Created by Freddy L. Gonzalez (Turner Lab)
This repo contains data, code, results, and figures related to the analysis of captive beluga whale microbiomes at Mystic Aquarium, Mystic, CT.
Metadata for all sequenced specimens is available in the 'metadata' folder.
There are currently two pipelines with various sub-workflows.
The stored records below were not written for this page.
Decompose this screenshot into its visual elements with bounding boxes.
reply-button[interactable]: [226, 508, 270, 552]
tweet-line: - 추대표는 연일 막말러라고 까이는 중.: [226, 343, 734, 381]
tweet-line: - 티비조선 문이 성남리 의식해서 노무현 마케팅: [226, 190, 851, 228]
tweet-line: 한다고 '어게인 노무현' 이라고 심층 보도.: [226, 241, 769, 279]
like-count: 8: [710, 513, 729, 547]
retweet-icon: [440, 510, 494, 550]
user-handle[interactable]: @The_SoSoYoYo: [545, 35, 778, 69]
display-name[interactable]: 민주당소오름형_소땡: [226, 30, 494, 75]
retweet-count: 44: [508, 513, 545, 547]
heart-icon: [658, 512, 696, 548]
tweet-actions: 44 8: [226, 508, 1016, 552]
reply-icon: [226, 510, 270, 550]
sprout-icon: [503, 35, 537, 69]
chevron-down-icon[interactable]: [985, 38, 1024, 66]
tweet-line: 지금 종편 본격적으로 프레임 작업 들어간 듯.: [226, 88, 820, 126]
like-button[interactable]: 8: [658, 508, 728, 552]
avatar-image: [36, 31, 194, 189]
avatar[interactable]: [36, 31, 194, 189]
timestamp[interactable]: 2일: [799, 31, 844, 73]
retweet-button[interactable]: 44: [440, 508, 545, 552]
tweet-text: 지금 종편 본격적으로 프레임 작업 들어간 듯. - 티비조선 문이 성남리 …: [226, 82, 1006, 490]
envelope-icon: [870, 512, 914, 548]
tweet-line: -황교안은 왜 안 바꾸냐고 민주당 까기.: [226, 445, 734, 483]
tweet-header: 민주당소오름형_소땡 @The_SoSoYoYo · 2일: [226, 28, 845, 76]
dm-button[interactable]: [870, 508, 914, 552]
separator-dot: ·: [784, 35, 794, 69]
To run this pipeline, simply run the rule_all.smk, which will create data for the following processes:
- 1_Metagenome_Assembly
- 1_pre_processing.smk - Includes adapter trimming and low quality read removal, filtering of host reads, and deduplication of reads
- 2_assembly.smk - Currently includes contig assembly using both metaSPAdes and megahit
- 3_dedup_contigs.smk - De-duplication of contigs assembled in Step 2
- 4_align_reads_to_contigs.smk - Alignment of de-duplicated short reads to contig assemblies
- 5_evaluate_assemblies.smk - Assessment of contig assemblies
- 6_binning.smk - Binning, bin aggregation, and quality checks of bins
- 2_Taxonomic_Assignment
- 1_taxonomic_classification.smk - Read- and MAG-based taxonomic classification
- 2_phylogenomics.smk - Placement of MAGs within phylogenetic trees
- 3_functional_profiling.smk - Gene calling and functional profiling of MAGs
- 4_AMR_surveillance.smk - Surveying for chromosomal and mobile AMR genes
- 5_pangenomics.smk - Depicting microbial diversity via pangenomic models
Relevant results necessary to create Figures.
Main and supplementary figures that will make it to the final manuscript.
Contains some helper scripts for running the pipeline.